Тетушка Дыок наконец решилась чуточку передохнуть. Она бегала, призывая женщин и подростков носить бревна и доски для прокладки дороги, чтобы зенитки могли преодолеть песчаную полосу. Взяла кусочек бетеля и положила в рот. Каким вкусным он ей показался! Перед глазами женщины был участок дороги, выстланный досками, которые скрыли все неровности песчаных дюн. Кое-где доски были расщеплены колесами тягача. Но женщина не замечала того. Дорога казалась ей гладкой и красивой. Дыок хорошо помнила, кто какую доску принес на каждый метр дороги. Чего здесь только не было! Обрезки досок, створки ворот, бортовые доски от старой ЛОДКРГ.

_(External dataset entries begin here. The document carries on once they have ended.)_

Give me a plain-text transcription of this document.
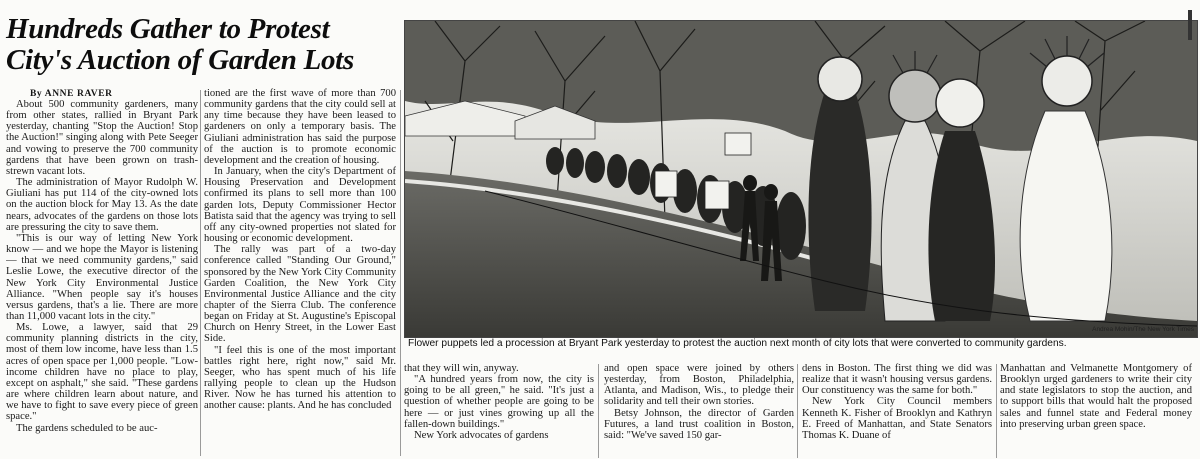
Hundreds Gather to Protest
City's Auction of Garden Lots
By ANNE RAVER

About 500 community gardeners, many from other states, rallied in Bryant Park yesterday, chanting "Stop the Auction! Stop the Auction!" singing along with Pete Seeger and vowing to preserve the 700 community gardens that have been grown on trash-strewn vacant lots.

The administration of Mayor Rudolph W. Giuliani has put 114 of the city-owned lots on the auction block for May 13. As the date nears, advocates of the gardens on those lots are pressuring the city to save them.

"This is our way of letting New York know — and we hope the Mayor is listening — that we need community gardens," said Leslie Lowe, the executive director of the New York City Environmental Justice Alliance. "When people say it's houses versus gardens, that's a lie. There are more than 11,000 vacant lots in the city."

Ms. Lowe, a lawyer, said that 29 community planning districts in the city, most of them low income, have less than 1.5 acres of open space per 1,000 people. "Low-income children have no place to play, except on asphalt," she said. "These gardens are where children learn about nature, and we have to fight to save every piece of green space."

The gardens scheduled to be auc-

tioned are the first wave of more than 700 community gardens that the city could sell at any time because they have been leased to gardeners on only a temporary basis. The Giuliani administration has said the purpose of the auction is to promote economic development and the creation of housing.

In January, when the city's Department of Housing Preservation and Development confirmed its plans to sell more than 100 garden lots, Deputy Commissioner Hector Batista said that the agency was trying to sell off any city-owned properties not slated for housing or economic development.

The rally was part of a two-day conference called "Standing Our Ground," sponsored by the New York City Community Garden Coalition, the New York City Environmental Justice Alliance and the city chapter of the Sierra Club. The conference began on Friday at St. Augustine's Episcopal Church on Henry Street, in the Lower East Side.

"I feel this is one of the most important battles right here, right now," said Mr. Seeger, who has spent much of his life rallying people to clean up the Hudson River. Now he has turned his attention to another cause: plants. And he has concluded

Andrea Mohin/The New York Times
Flower puppets led a procession at Bryant Park yesterday to protest the auction next month of city lots that were converted to community gardens.

that they will win, anyway.

"A hundred years from now, the city is going to be all green," he said. "It's just a question of whether people are going to be here — or just vines growing up all the fallen-down buildings."

New York advocates of gardens

and open space were joined by others yesterday, from Boston, Philadelphia, Atlanta, and Madison, Wis., to pledge their solidarity and tell their own stories.

Betsy Johnson, the director of Garden Futures, a land trust coalition in Boston, said: "We've saved 150 gar-

dens in Boston. The first thing we did was realize that it wasn't housing versus gardens. Our constituency was the same for both."

New York City Council members Kenneth K. Fisher of Brooklyn and Kathryn E. Freed of Manhattan, and State Senators Thomas K. Duane of

Manhattan and Velmanette Montgomery of Brooklyn urged gardeners to write their city and state legislators to stop the auction, and to support bills that would halt the proposed sales and funnel state and Federal money into preserving urban green space.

Эта гать должна была прожить очень короткую жизнь: поднять на свою спину тяжелые пушки, чтобы они проехали по ней на боевую позицию.

Еще до вторых петухов первый огневой взвод двинулся на ту самую позицию, которая была подготовлена бойцами женского взвода самоообороны. Девушки бросились навстречу:

— От имени женщин-бойцов отряда самообороны, охраняющего дельту нашей реки, разрешите приветствовать вас!

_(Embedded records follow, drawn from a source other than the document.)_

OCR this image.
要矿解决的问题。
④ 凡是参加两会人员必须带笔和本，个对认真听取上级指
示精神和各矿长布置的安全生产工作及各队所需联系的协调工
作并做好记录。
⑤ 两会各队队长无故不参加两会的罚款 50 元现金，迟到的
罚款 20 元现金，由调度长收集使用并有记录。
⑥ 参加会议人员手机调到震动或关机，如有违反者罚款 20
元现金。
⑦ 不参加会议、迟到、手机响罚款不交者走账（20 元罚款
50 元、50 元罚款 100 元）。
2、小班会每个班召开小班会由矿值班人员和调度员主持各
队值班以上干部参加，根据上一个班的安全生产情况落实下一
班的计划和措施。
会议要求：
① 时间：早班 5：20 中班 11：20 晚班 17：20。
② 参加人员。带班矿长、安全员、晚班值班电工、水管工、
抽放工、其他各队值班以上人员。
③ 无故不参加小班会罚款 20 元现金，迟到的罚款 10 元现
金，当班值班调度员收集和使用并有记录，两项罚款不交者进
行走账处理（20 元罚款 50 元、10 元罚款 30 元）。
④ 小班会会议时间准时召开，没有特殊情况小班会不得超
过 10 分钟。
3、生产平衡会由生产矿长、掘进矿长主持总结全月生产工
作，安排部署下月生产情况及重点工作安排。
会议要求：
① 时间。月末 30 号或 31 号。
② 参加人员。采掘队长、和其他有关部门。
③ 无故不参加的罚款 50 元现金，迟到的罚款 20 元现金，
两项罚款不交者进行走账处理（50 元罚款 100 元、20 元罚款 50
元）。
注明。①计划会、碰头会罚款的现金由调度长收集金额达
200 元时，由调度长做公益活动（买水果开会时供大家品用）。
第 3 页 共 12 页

Бойцы растерянно оглядывались: вокруг были одни девушки. Но скоро они нашли общий язык. Возможно, потому, что и те и другие испытывали одну и ту же радость: зенитки прибыли на место, и позиция для них была подготовлена.

Вдруг перед Соа выросла фигура бойца.

— Зенитчики приветствуют командира женского взвода самообороны! Постой-ка, да это же Соа!..

То, что ее имя известно, не удивило Соа — подруги, толпившиеся вокруг нее, несколько раз обращались к ней. А как звали этого парня — девушка не знала и не решалась спросить. Только один раз она взглянула на бойца, но хорошо запомнила его высокую фигуру, коротко остриженные волосы, смуглое лицо.

На хуторе прокричали вторые петухи. Утро вступало в свои права.

У солдат и крестьян оставалось еще много работы, и они продолжали трудиться, чтобы закончить все до того, как станет совсем светло.